= Oryx Quest =

Round-the-world yacht race

Oryx Quest was the name of the first round-the-world yacht race to start and finish in the Middle East and was held in February 2005 in Qatar.

The race, organised by British sailor Tracy Edwards, was regarded as a follow-up to The Race of 2000 and was designed to complement existing Multihull races. It was hoped that the size of the prize and the potential speed of the participating boats would make it the most-exciting round-the-world race to date. Record prize money of $1 million was offered by Qatar Sports International which was headed by Sheikh Tamim bin Hamad bin Khalifa Al Thani, the Heir Apparent of Qatar, which hoped to gain publicity as a tourism destination. The prize money however, along with the £6 million sponsorship was never paid by Qatar Sports International.

On 5 February four multihulled yachts began the route, off Doha.

== Entries ==
The participants were:

- Doha 2006, catamaran, formerly Club Med (winner of The Race), skippered by Brian Thompson.
- Daedalus, catamaran, formerly Enza (winner of the 1995 Jules Verne Trophy), skippered by Tony Bullimore.
- Geronimo, trimaran, (winner of the 2004 Jules Verne Trophy), skippered by Olivier de Kersauson.
- Cheyenne, catamaran, formerly PlayStation, (holder of the world record for circumnavigations at the time of the start of Oryx Quest), skippered by David Scully.

==Results==

| Pos | Boat name | Crew | Country | Time |
|---|---|---|---|---|
| 1 | Doha 2006 | Brian Thompson | Great Britain | 62d 21h 1m 22s |
| 2 | Daedalus | Tony Bullimore | Great Britain | 75d 0h 20m 48s |
| – | Cheyenne | David Scully | United States | DNF |
| – | Geronimo | Olivier de Kersauson | France | DNF |

== Race ==

Geronimo was the first elimination on 2 March, as a result of hull damage following a collision with flotsam. de Kersauson returned to Australia to have the boat repaired, and to break the record for the circumnavigation of the continent in July. A week later the mast of Cheyenne broke just after the boat had rounded Cape Horn. With two remaining boats, Doha 2006 won the race, finishing with an overall time of 62 days, 21 hours and 1 minute. The more-than-20-year-old Daedalus crossed the finishing line some 13 days later.

== Media coverage ==

Media coverage in the Middle East, Far East and Asia (Qatar's key target markets) was valued at $46 million and the weekly race programmes by APP were seen in 600 million homes, making it the most widely watched race in yachting history. The website made by Sycamore including the children's 'Ali the Albatross' education pages received over 20 million hits. Tracy and her team also put together Qatar's first Sports Education Programme to which over 10,000 Qatari school children signed up.

== Financial fiasco ==

HSBC paid £3 million towards the event and Edwards personally borrowed £8 million to pay suppliers, her team and each of the competitors was paid between $1 million and $2 million each to enter (the first time a yacht race has managed to do this).
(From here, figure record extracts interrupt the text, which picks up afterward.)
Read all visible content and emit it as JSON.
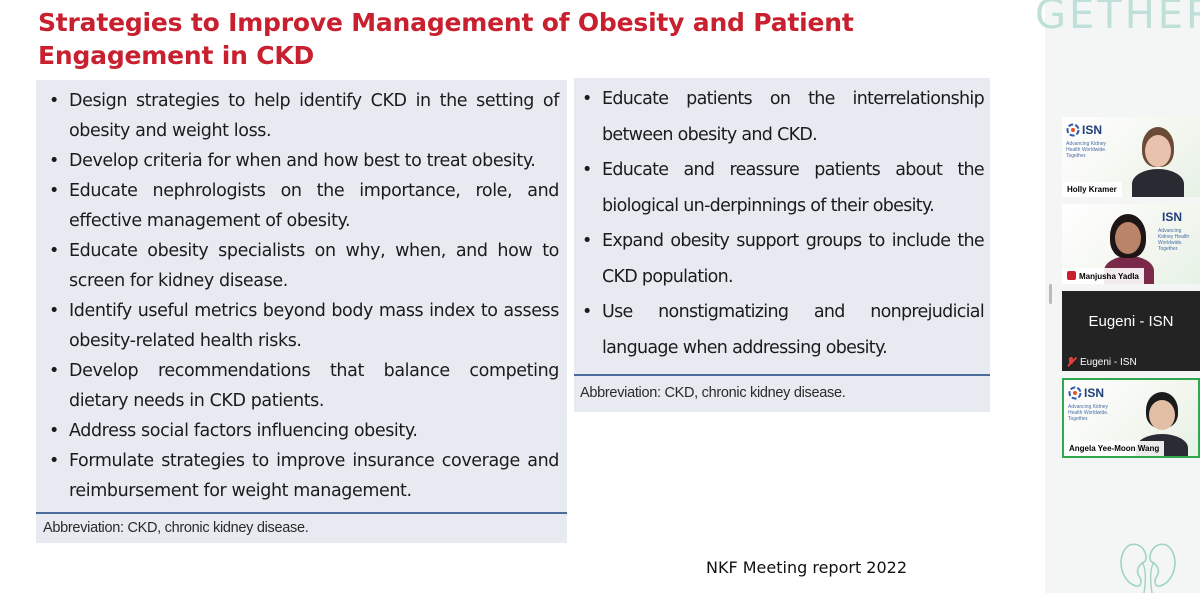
{
  "slide": {
    "title": "Strategies to Improve Management of Obesity and Patient Engagement in CKD",
    "left_items": [
      "Design strategies to help identify CKD in the setting of obesity and weight loss.",
      "Develop criteria for when and how best to treat obesity.",
      "Educate nephrologists on the importance, role, and effective management of obesity.",
      "Educate obesity specialists on why, when, and how to screen for kidney disease.",
      "Identify useful metrics beyond body mass index to assess obesity-related health risks.",
      "Develop recommendations that balance competing dietary needs in CKD patients.",
      "Address social factors influencing obesity.",
      "Formulate strategies to improve insurance coverage and reimbursement for weight management."
    ],
    "right_items": [
      "Educate patients on the interrelationship between obesity and CKD.",
      "Educate and reassure patients about the biological un-derpinnings of their obesity.",
      "Expand obesity support groups to include the CKD population.",
      "Use nonstigmatizing and nonprejudicial language when addressing obesity."
    ],
    "bullet": "•",
    "abbreviation_left": "Abbreviation: CKD, chronic kidney disease.",
    "abbreviation_right": "Abbreviation: CKD, chronic kidney disease.",
    "footer": "NKF Meeting report 2022",
    "title_color": "#c8202f"
  },
  "background_text": "GETHER.",
  "participants": [
    {
      "name": "Holly Kramer",
      "logo": "ISN",
      "tagline": "Advancing Kidney Health Worldwide. Together.",
      "video": true
    },
    {
      "name": "Manjusha Yadla",
      "logo": "ISN",
      "tagline": "Advancing Kidney Health Worldwide. Together.",
      "video": true,
      "mic_icon": "mic-icon"
    },
    {
      "name": "Eugeni - ISN",
      "display_name": "Eugeni - ISN",
      "video": false,
      "mic_icon": "mic-muted-icon"
    },
    {
      "name": "Angela Yee-Moon Wang",
      "logo": "ISN",
      "tagline": "Advancing Kidney Health Worldwide. Together.",
      "video": true,
      "active_speaker": true
    }
  ],
  "icons": {
    "decor": "kidney-icon",
    "logo": "isn-logo"
  },
  "colors": {
    "accent": "#c8202f",
    "active_border": "#2fa84f",
    "divider": "#4b6c9b",
    "box_fill": "#e7ebf1"
  }
}
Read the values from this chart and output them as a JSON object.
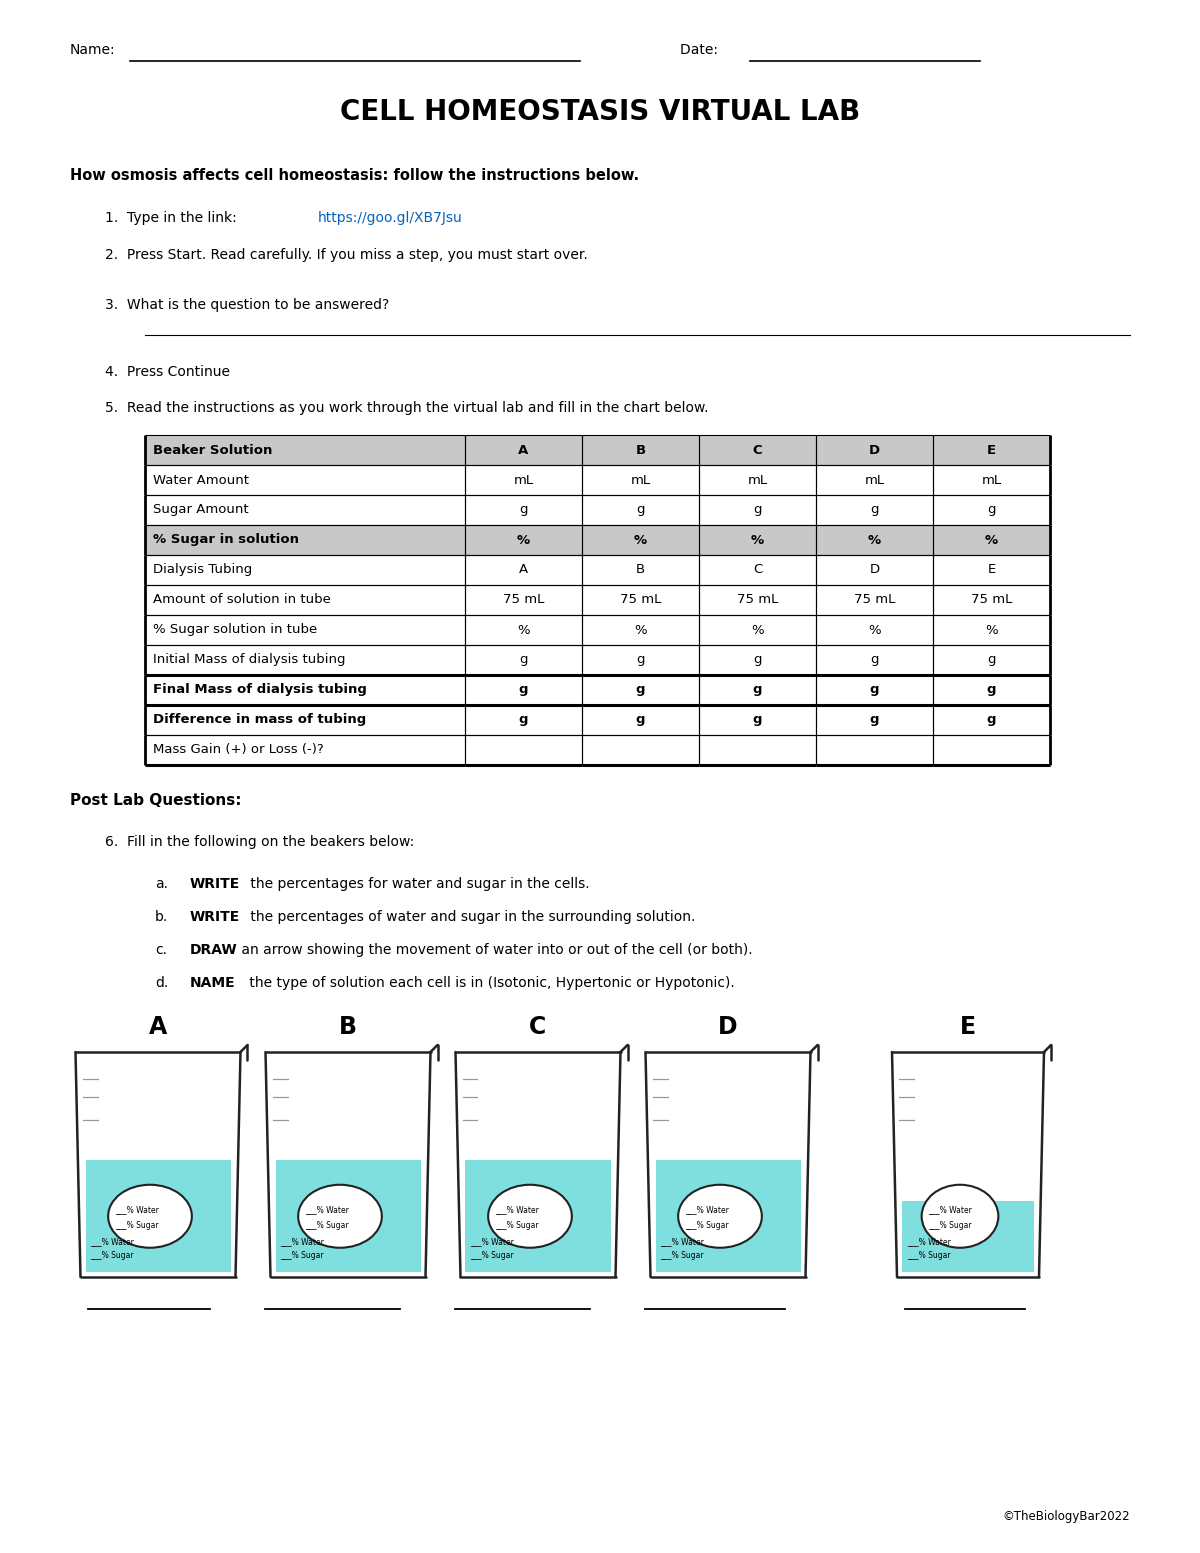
{
  "title": "CELL HOMEOSTASIS VIRTUAL LAB",
  "name_label": "Name:",
  "date_label": "Date: ",
  "subtitle": "How osmosis affects cell homeostasis: follow the instructions below.",
  "step4": "Press Continue",
  "step5": "Read the instructions as you work through the virtual lab and fill in the chart below.",
  "link_text": "https://goo.gl/XB7Jsu",
  "table_headers_row1": [
    "Beaker Solution",
    "A",
    "B",
    "C",
    "D",
    "E"
  ],
  "table_rows": [
    [
      "Water Amount",
      "mL",
      "mL",
      "mL",
      "mL",
      "mL"
    ],
    [
      "Sugar Amount",
      "g",
      "g",
      "g",
      "g",
      "g"
    ],
    [
      "% Sugar in solution",
      "%",
      "%",
      "%",
      "%",
      "%"
    ],
    [
      "Dialysis Tubing",
      "A",
      "B",
      "C",
      "D",
      "E"
    ],
    [
      "Amount of solution in tube",
      "75 mL",
      "75 mL",
      "75 mL",
      "75 mL",
      "75 mL"
    ],
    [
      "% Sugar solution in tube",
      "%",
      "%",
      "%",
      "%",
      "%"
    ],
    [
      "Initial Mass of dialysis tubing",
      "g",
      "g",
      "g",
      "g",
      "g"
    ],
    [
      "Final Mass of dialysis tubing",
      "g",
      "g",
      "g",
      "g",
      "g"
    ],
    [
      "Difference in mass of tubing",
      "g",
      "g",
      "g",
      "g",
      "g"
    ],
    [
      "Mass Gain (+) or Loss (-)?",
      "",
      "",
      "",
      "",
      ""
    ]
  ],
  "bold_rows": [
    0,
    3,
    8,
    9
  ],
  "shaded_rows": [
    0,
    3
  ],
  "thick_border_rows": [
    8,
    9
  ],
  "post_lab": "Post Lab Questions:",
  "question6": "Fill in the following on the beakers below:",
  "sub_q_labels": [
    "a.",
    "b.",
    "c.",
    "d."
  ],
  "sub_bold": [
    "WRITE",
    "WRITE",
    "DRAW",
    "NAME"
  ],
  "sub_rest": [
    " the percentages for water and sugar in the cells.",
    " the percentages of water and sugar in the surrounding solution.",
    " an arrow showing the movement of water into or out of the cell (or both).",
    " the type of solution each cell is in (Isotonic, Hypertonic or Hypotonic)."
  ],
  "beaker_labels": [
    "A",
    "B",
    "C",
    "D",
    "E"
  ],
  "beaker_color": "#7FDFDF",
  "beaker_outline": "#222222",
  "link_color": "#0563C1",
  "copyright": "©TheBiologyBar2022",
  "bg_color": "#FFFFFF",
  "text_color": "#000000",
  "table_shade": "#C8C8C8",
  "table_border": "#000000"
}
However, Qatar Sports International reneged on the £6 million sponsorship deal and $1 million prize money and Edwards was consequently forced into bankruptcy and lost her home. She was discharged in September 2005. Edwards' legal team in Qatar won the first stage of her legal action in Qatar on 31 January 2006. Legal action to recover monies owed to Quest, its suppliers and Edwards herself is still ongoing.

== Criticism ==

Organiser Edwards was criticised by Bruno Peyron for splitting the field of potential participants by insisting on her own event, so that as a result Peyron was not able to recruit enough participants for his own event: a second edition of The Race. He won the 2005 Jules Verne Trophy instead, improving the record for circumnavigation which had previously been held by Cheyenne.